1. age between 2.5 and 11.0 years at screening.

2. testes volume below 4 ml.

- Pre-pubertal children, girls:

1. age between 2.5 and 10.0 years at screening.

2. Tanner stage 1 for breast development (no palpable glandular breast tissue).

- Born small for gestational age (birth length and/or weight below -2 standard deviation
scores) (according to national standards).

- Impaired height defined as at least 2.5 standard deviations below the mean height for
chronological age and gender at screening according to the standards of Centers for
Disease Control and Prevention at screening.

- Impaired height velocity defined as annualised height velocity below the 50th
percentile for chronological age and gender according to the standards of Prader
calculated over a time span of minimum 6 months and maximum 18 months prior to
screening.

- No prior exposure to growth hormone therapy or Insulin-like Growth Factor-I (IGF-I)
treatment.

Exclusion Criteria:

- Any known or suspected clinically significant abnormality likely to affect growth or
the ability to evaluate growth with standing height measurements.

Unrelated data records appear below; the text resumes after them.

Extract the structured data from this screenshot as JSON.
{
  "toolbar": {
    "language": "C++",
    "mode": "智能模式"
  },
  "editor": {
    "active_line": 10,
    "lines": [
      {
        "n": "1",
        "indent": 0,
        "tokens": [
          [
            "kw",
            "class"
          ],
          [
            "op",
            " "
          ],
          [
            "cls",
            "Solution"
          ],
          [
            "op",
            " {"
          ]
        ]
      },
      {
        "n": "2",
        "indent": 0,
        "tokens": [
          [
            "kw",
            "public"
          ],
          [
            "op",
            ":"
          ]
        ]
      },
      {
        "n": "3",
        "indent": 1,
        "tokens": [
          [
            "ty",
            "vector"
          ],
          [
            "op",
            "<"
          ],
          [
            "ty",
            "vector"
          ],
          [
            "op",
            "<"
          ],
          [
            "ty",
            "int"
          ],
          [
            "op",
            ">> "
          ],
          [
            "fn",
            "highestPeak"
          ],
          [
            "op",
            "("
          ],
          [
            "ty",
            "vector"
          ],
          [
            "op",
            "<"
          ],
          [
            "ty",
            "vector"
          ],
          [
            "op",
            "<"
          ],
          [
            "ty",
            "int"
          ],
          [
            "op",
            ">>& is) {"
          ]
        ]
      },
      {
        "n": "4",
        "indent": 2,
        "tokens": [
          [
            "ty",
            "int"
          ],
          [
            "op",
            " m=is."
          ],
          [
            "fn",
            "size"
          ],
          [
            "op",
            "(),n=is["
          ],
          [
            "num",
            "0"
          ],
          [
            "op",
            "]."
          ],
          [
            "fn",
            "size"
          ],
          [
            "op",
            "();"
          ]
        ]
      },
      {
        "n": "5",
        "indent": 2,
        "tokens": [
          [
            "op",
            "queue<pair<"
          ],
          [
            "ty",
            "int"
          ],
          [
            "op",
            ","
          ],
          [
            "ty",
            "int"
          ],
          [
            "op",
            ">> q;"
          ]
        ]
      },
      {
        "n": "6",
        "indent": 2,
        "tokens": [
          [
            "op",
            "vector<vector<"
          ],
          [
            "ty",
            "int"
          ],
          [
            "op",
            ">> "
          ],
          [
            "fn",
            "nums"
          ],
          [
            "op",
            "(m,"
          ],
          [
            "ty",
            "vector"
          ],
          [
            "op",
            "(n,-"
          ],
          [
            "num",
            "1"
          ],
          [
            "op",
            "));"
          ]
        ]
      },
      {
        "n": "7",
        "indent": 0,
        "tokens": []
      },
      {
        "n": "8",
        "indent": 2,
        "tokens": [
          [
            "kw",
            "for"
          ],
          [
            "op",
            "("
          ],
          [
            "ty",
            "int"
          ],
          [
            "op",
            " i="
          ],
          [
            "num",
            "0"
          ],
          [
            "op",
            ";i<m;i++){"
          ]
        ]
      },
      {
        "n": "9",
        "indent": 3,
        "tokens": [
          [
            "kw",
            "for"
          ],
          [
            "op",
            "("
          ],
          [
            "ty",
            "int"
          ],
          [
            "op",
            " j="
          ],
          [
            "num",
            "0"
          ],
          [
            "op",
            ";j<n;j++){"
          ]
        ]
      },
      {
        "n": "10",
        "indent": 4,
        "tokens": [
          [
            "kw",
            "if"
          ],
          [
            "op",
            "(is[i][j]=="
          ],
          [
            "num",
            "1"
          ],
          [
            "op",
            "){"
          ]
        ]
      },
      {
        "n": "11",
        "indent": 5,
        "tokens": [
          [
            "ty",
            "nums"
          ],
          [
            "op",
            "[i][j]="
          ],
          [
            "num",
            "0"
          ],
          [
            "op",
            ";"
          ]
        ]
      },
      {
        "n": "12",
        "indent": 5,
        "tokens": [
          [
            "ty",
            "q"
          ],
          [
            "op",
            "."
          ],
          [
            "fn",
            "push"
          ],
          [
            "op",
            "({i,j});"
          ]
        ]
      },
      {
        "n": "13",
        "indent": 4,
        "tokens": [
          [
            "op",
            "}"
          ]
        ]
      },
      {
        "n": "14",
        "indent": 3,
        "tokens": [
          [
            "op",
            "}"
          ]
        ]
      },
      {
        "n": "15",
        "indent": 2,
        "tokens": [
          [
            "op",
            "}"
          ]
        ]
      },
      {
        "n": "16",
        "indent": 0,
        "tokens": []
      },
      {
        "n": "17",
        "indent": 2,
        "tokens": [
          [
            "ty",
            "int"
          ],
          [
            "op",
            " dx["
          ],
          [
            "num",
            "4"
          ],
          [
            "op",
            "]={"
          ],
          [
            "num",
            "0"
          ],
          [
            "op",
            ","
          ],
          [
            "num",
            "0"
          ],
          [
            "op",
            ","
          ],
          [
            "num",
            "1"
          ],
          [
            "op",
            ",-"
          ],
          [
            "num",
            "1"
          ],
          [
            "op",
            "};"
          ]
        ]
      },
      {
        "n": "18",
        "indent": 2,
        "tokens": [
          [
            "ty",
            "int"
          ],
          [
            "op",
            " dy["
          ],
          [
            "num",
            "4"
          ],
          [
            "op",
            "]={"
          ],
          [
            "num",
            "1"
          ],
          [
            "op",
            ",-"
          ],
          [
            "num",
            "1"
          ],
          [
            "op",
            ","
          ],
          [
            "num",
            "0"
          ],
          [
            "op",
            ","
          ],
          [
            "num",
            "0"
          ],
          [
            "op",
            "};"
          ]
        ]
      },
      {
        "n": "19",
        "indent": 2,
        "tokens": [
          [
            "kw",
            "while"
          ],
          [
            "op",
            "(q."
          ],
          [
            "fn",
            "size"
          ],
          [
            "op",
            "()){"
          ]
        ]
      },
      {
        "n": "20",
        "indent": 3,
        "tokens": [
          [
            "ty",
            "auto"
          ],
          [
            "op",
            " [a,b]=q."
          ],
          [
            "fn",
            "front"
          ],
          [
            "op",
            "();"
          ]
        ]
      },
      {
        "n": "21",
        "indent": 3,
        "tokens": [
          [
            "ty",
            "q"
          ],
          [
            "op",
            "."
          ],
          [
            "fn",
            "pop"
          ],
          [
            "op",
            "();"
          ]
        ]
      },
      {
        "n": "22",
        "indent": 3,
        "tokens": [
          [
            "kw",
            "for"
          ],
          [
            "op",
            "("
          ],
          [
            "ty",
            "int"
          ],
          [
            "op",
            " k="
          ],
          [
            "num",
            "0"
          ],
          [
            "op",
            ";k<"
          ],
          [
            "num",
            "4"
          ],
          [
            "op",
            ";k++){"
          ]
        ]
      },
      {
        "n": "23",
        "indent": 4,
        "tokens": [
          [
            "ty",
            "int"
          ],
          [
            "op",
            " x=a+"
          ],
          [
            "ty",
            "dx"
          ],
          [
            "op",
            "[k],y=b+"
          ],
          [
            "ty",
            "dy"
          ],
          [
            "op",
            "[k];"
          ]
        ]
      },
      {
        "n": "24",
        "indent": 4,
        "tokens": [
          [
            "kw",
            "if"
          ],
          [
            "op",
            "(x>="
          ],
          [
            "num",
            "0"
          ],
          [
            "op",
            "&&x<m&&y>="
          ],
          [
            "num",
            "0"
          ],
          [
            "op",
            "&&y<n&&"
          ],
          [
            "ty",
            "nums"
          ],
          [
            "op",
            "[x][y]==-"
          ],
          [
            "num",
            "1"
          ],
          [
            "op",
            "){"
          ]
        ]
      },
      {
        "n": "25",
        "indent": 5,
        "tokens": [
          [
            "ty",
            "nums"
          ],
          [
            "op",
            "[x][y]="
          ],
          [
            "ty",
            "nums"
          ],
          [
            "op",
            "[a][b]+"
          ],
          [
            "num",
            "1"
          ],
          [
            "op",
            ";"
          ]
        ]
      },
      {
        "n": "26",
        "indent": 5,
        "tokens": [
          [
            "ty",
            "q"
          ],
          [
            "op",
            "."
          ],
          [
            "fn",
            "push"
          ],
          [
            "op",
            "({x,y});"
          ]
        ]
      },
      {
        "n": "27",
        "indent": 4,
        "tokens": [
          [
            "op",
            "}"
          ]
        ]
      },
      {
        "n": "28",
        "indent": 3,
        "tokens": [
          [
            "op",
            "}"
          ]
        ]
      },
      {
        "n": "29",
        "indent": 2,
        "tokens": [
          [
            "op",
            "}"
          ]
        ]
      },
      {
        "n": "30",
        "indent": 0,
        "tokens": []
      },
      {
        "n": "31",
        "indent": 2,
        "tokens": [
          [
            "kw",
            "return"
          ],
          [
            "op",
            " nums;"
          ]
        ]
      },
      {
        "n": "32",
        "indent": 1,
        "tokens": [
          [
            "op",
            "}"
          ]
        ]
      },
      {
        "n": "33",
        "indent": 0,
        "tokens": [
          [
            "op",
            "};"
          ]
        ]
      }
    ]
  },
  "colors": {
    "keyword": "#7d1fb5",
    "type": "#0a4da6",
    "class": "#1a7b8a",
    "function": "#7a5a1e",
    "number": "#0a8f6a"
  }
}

- Children with hormonal deficiencies including suspected or confirmed growth hormone
deficiency according to local practise.

- Current inflammatory diseases requiring systemic corticosteroid treatment for longer
than 2 consecutive weeks within the last 3 months prior to screening.

- Children requiring inhaled glucocorticoid therapy at a dose of greater than 400 μg/day
of inhaled budesonide or equivalents for longer than 4 consecutive weeks within the
last 12 months prior to screening.

- Concomitant administration of other treatments that may have an effect on growth, e.g
but not limited to methylphenidate for treatment of attention deficit hyperactivity
disorder.

- Diagnosis of attention deficit hyperactivity disorder.

- Prior history or presence of malignancy including intracranial tumours.